Saúdo cordialmente os peregrinos eslovacos de Zvolen e os professores e estudantes de Ružomberok, Banská Bystrica e Malacky. 

Caríssimos Irmãos e Irmãs, na segunda-feira passada festejastes na Eslováquia os Santos Cirilo e Metódio, vossos evangelizadores. 

Orai por vós mesmos e pela vossa nação, a fim de que ela permaneça sempre fiel à herança cristã dos vossos antepassados. 

Concedo com alegria a minha Bênção Apostólica a vós e à inteira Eslováquia. Louvado seja Jesus Cristo! 

Dirijo uma cordial saudação aos peregrinos de língua italiana. É-me grato acolher os participantes no Encontro de Missiologia do Centro Internacional de Animação Missionária, em Roma, e exorto-os a ver sempre o mundo com os olhos de Deus Pai, nascente da missão de Cristo e da Igreja. 

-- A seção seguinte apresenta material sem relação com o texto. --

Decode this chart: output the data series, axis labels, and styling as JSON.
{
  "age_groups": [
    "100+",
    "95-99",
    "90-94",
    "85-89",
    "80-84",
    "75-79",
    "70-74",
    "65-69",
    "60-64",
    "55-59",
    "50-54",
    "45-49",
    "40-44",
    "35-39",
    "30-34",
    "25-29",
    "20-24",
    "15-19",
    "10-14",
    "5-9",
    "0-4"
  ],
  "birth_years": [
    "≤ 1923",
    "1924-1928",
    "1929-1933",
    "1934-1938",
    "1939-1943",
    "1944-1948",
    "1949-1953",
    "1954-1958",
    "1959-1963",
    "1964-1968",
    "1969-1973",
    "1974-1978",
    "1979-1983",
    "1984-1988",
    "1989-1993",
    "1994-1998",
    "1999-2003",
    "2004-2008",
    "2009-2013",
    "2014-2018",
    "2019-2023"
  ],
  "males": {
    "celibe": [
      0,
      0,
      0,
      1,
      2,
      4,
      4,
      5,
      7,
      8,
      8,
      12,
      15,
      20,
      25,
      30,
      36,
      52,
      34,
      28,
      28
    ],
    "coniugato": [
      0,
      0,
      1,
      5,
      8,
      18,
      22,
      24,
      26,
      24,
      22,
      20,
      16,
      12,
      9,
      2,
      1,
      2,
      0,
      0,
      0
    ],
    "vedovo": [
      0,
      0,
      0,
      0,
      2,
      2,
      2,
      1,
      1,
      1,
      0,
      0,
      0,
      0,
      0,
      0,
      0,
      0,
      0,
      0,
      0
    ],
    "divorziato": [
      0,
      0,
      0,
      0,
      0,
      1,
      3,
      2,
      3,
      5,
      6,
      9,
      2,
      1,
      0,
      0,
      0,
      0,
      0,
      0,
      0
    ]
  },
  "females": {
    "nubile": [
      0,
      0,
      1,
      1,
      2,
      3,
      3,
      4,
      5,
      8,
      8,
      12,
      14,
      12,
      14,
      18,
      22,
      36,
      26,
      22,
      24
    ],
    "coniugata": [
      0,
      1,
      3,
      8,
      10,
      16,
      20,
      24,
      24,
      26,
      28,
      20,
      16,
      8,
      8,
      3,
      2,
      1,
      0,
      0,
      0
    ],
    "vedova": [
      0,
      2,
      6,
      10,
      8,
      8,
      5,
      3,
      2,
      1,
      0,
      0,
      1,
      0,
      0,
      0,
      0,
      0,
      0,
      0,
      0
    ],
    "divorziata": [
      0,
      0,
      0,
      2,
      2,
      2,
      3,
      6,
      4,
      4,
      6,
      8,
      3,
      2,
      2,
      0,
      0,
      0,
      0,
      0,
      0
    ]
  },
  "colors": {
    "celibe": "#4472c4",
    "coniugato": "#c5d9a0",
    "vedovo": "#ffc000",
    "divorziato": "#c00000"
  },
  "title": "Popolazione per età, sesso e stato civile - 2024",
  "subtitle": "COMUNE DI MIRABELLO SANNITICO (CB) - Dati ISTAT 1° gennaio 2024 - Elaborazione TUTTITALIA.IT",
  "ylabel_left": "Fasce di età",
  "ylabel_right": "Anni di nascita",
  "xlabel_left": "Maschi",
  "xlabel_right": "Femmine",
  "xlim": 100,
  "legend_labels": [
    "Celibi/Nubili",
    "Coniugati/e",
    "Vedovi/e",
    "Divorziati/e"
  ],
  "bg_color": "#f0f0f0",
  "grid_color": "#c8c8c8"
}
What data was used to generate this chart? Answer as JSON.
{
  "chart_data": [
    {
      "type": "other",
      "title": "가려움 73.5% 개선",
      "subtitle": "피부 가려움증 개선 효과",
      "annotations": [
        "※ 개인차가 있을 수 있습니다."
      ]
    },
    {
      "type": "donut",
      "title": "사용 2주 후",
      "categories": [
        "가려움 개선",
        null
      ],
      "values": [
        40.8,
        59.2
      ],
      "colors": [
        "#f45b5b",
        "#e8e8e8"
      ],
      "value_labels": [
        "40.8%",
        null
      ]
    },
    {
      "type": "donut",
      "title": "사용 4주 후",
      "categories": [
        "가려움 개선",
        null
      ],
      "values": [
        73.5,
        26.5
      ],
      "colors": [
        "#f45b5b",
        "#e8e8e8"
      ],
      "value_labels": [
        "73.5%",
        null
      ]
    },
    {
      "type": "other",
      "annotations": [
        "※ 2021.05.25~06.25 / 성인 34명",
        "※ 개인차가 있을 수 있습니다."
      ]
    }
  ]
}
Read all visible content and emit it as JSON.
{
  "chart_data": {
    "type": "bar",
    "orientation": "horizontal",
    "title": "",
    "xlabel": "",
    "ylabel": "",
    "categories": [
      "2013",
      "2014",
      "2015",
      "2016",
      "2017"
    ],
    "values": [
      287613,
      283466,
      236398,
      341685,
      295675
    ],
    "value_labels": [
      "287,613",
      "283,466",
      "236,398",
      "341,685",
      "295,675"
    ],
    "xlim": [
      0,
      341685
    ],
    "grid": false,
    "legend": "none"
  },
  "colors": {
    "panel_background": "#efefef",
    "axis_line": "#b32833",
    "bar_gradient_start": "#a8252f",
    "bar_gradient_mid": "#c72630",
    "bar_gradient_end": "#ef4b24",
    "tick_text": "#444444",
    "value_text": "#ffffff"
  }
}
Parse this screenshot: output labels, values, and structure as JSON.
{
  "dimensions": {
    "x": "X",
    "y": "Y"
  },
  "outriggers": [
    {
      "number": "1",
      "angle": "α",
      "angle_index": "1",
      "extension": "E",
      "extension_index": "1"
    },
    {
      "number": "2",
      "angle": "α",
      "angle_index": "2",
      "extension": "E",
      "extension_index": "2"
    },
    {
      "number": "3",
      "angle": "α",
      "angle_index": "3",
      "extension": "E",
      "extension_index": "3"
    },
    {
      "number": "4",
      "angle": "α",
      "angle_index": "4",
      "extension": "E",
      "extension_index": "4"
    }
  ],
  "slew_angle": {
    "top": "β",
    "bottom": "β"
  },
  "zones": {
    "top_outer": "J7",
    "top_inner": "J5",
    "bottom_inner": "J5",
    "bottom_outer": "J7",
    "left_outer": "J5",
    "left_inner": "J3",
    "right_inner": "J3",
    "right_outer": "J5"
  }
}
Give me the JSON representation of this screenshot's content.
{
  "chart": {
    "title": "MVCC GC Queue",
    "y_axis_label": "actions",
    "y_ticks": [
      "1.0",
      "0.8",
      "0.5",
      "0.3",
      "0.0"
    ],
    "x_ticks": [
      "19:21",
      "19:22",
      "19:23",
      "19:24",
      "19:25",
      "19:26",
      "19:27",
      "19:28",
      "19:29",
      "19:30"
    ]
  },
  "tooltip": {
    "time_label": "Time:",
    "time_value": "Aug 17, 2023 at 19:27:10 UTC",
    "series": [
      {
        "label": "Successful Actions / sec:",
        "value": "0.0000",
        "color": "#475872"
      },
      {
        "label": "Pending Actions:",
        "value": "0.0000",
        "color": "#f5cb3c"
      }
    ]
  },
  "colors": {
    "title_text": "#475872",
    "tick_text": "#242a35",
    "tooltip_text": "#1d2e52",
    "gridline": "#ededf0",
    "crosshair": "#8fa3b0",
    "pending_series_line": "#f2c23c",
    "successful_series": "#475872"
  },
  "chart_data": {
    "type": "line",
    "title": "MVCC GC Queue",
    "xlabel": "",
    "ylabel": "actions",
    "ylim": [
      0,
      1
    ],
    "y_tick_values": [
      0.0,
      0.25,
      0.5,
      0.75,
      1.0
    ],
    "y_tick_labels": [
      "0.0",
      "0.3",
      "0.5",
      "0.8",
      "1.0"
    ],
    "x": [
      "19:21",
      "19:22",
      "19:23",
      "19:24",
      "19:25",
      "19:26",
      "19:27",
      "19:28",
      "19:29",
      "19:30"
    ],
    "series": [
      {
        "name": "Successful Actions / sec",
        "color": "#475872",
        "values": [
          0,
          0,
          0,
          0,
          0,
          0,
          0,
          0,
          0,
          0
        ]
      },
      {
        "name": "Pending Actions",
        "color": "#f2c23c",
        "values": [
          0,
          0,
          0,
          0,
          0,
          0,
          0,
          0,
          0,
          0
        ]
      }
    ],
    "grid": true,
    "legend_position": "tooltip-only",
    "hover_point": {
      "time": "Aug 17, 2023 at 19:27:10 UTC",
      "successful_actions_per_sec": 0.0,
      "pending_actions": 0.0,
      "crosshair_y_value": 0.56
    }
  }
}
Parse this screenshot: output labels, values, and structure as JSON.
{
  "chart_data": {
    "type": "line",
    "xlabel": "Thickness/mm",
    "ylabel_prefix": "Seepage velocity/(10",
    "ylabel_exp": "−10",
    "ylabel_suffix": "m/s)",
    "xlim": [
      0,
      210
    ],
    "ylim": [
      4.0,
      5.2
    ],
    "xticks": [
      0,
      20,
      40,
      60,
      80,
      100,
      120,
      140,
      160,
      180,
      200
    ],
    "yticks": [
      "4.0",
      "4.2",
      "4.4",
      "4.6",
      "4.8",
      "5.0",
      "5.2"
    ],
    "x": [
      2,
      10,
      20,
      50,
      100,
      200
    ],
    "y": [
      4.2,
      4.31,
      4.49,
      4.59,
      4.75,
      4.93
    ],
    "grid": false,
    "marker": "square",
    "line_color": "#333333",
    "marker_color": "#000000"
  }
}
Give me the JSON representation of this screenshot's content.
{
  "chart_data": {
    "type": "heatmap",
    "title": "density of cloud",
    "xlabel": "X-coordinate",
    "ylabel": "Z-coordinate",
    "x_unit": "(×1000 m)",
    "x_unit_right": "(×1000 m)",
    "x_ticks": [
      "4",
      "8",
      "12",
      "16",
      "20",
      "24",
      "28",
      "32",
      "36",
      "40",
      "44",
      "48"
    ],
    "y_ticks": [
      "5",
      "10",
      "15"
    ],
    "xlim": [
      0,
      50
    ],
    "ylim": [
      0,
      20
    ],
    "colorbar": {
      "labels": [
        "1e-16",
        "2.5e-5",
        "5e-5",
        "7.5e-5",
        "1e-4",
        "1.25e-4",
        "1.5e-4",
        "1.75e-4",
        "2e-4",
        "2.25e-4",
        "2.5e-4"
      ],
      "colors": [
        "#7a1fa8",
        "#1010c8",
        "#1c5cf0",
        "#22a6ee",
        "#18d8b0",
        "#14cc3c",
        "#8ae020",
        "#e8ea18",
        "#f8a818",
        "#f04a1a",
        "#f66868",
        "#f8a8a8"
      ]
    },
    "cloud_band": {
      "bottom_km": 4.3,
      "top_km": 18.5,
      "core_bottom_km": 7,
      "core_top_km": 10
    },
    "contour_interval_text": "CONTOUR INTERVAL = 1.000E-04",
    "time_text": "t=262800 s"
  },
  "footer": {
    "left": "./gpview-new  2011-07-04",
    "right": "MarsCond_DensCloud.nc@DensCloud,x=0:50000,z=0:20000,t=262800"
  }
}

Saúdo, além disso, os Alunos Oficiais da Guarda Fiscal e os Estudantes da Escola de Saúde e Veterinária Militar. Abençoo com afecto os meninos do coro que, neste período, assistem os sacerdotes na Basílica de São Pedro, assim como as crianças internadas no Hospital «Bambino Gesù», com os seus pais. 

Um especial pensamento dirige-se, enfim, aos Jovens, aos Doentes e aos jovens Casais

Celebrámos ontem a memória litúrgica de Santa Maria Goretti, a jovem dos nossos tempos que testemunhou o seu amor a Cristo até ao martírio. Caros jovens, também vós deixai-vos seduzir pela proposta de vida de Jesus, para O seguirdes com entusiasmo e generosidade nas grandes e pequenas opções que sois chamados a fazer. A vós, queridos doentes, peço que persevereis na oração confiante para compreenderdes o valor redentor do vosso sofrimento, unido ao de Cristo. 

Exorto-vos, prezados jovens esposos, a pedir ao Senhor a graça de viver a vossa vocação conjugal na plena fidelidade ao seu projecto.